Once home to mainline airline service, the airport, which has a single 6,500-foot-long runway, now counts on its general aviation (GA), including business aviation, clientele as it also seeks additional regional jet flights through the Essential Air Services (EAS) program, which guarantees that small communities that were served by certified air carriers before deregulation maintain a minimal level of scheduled air service.
Tom Heanue became executive director of the airport in 2001 after serving as the facility’s operations manager for seven years. At that time, PIB still relied heavily on its airline customers to maintain the necessary traffic levels to receive airport improvement grant funding, but Heanue said it was already clear to him that the airport also needed to develop its GA infrastructure.
“General aviation was a sleeping giant that hadn’t really been tapped,” Heanue explained. “All of our eggs were in one basket with the airlines … [but] we had to look at how to make our airport self-sustaining, and that’s something you sure don’t get from relying on the airlines.”
PIB was home to approximately 30-based GA aircraft at that time. With the bulk of his work already focused on serving the airport’s airline tenants, Heanue approached the field’s fixed-base operator to take over existing GA hangars at the airport. “That put an onus on them to attract more aircraft,” he said. “It’s been a great relationship. We each take care of what we know.”
Today, the airport has 75-based GA aircraft. Available hangar facilities have tripled, with 16 buildings able to accommodate a broad range of aircraft types, including several jets operated by local businesses. It was also recently announced that American Eagle commercial service would begin out of PIB on Nov. 6, with flights connecting to Dallas-Forth Worth International Airport (DFW).
This emphasis on GA clients also results in those operations contributing handsomely to the airport’s bottom line. Approximately 59 percent of the airport’s annual operating revenue of $450,000 comes from GA, according to Heanue, with the bulk of that figure derived from fuel sales.
Heanue has become a passionate advocate for GA, speaking with local officials regularly about the industry’s importance to small, regional airports like PIB.
“General aviation is what runs this country,” he emphasized. “People don’t always understand that, but our local politicians are starting to come around.
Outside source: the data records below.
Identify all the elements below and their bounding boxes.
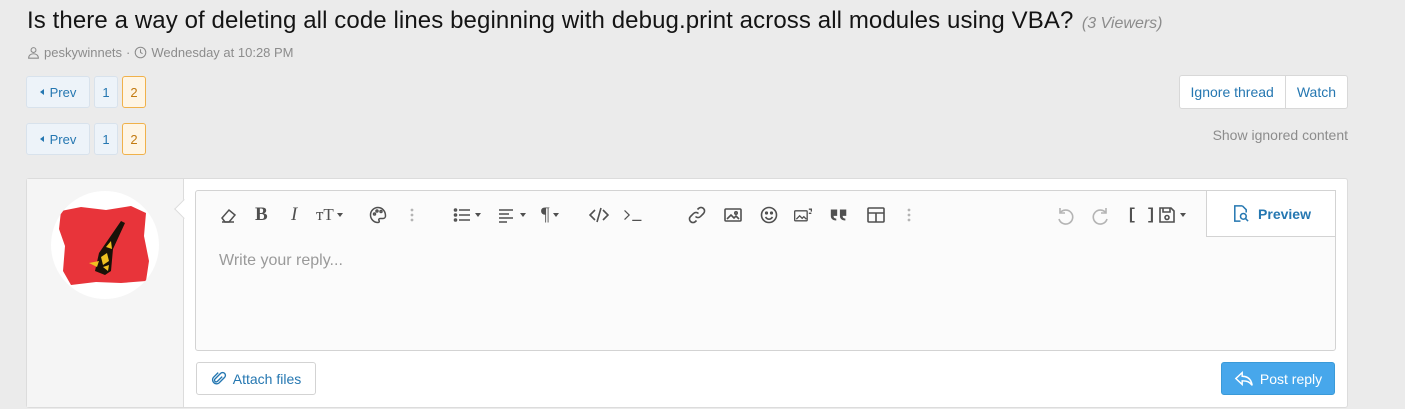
quick-reply-block: B I тT ¶ [] Preview Write your reply...… [26,178,1348,408]
redo-icon[interactable] [1091,204,1111,226]
reply-placeholder[interactable]: Write your reply... [219,252,343,270]
smiley-icon[interactable] [759,204,779,226]
more-vertical-icon[interactable] [402,204,422,226]
clock-icon [135,46,147,59]
chevron-left-icon [39,89,44,95]
post-reply-label: Post reply [1259,370,1323,387]
preview-tab[interactable]: Preview [1206,190,1336,237]
align-icon[interactable] [497,204,526,226]
watch-button[interactable]: Watch [1284,76,1347,108]
avatar[interactable] [51,191,159,299]
link-icon[interactable] [687,204,707,226]
prev-label: Prev [49,131,77,147]
chevron-left-icon [39,136,44,142]
page-link-2[interactable]: 2 [122,123,146,155]
image-icon[interactable] [723,204,743,226]
inline-code-icon[interactable] [589,204,609,226]
user-icon [28,47,39,59]
quote-icon[interactable] [829,204,849,226]
avatar-image [59,206,149,285]
page-link-2[interactable]: 2 [122,76,146,108]
paragraph-icon[interactable]: ¶ [541,204,559,226]
viewer-count[interactable]: (3 Viewers) [1082,15,1163,32]
page-nav-top: Prev 1 2 [26,76,146,108]
reply-user-column [27,179,194,407]
bold-icon[interactable]: B [255,204,268,226]
thread-title: Is there a way of deleting all code line… [27,7,1074,34]
list-icon[interactable] [452,204,481,226]
eraser-icon[interactable] [218,204,238,226]
attach-files-button[interactable]: Attach files [196,362,316,395]
code-block-icon[interactable] [623,204,643,226]
ignore-thread-button[interactable]: Ignore thread [1180,76,1285,108]
media-icon[interactable] [793,204,813,226]
italic-icon[interactable]: I [291,204,297,226]
table-icon[interactable] [866,204,886,226]
attach-files-label: Attach files [232,370,302,387]
drafts-icon[interactable] [1157,204,1186,226]
editor-toolbar: B I тT ¶ [] Preview [196,190,1336,238]
thread-actions: Ignore thread Watch [1178,75,1348,109]
palette-icon[interactable] [368,204,388,226]
preview-label: Preview [1258,205,1311,222]
preview-icon [1234,205,1249,222]
bbcode-icon[interactable]: [ ] [1127,204,1156,226]
more-vertical-icon[interactable] [899,204,919,226]
prev-page-button[interactable]: Prev [26,123,90,155]
post-reply-button[interactable]: Post reply [1221,362,1335,395]
paperclip-icon [211,371,226,384]
thread-author[interactable]: peskywinnets [44,45,122,60]
page-nav-bottom: Prev 1 2 [26,123,146,155]
show-ignored-link[interactable]: Show ignored content [1213,127,1348,143]
page-link-1[interactable]: 1 [94,76,118,108]
reply-arrow [174,199,194,219]
reply-icon [1234,370,1253,386]
thread-date[interactable]: Wednesday at 10:28 PM [151,45,293,60]
thread-title-row: Is there a way of deleting all code line… [27,7,1163,35]
meta-separator: · [126,45,131,60]
prev-page-button[interactable]: Prev [26,76,90,108]
prev-label: Prev [49,84,77,100]
thread-meta: peskywinnets · Wednesday at 10:28 PM [27,45,294,60]
text-size-icon[interactable]: тT [316,204,343,226]
reply-editor[interactable]: B I тT ¶ [] Preview Write your reply... [195,190,1336,351]
undo-icon[interactable] [1055,204,1075,226]
page-link-1[interactable]: 1 [94,123,118,155]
It helps that I’m able to show them those numbers and say, ‘This is how I’m spending less tax revenue.’
The airport is also working with a local Baptist university to develop a flight program in support of the school’s need for missionary pilots, which would provide another avenue for the expansion of GA services that Heanue believes is vital in maintaining the airport’s strong financial footing.
“EAS service is always being reduced, and we may ultimately lose commercial service,” Heanue concluded. “Any commercial service we have, so much the better… but we’re always going to be a darn fine GA airport.”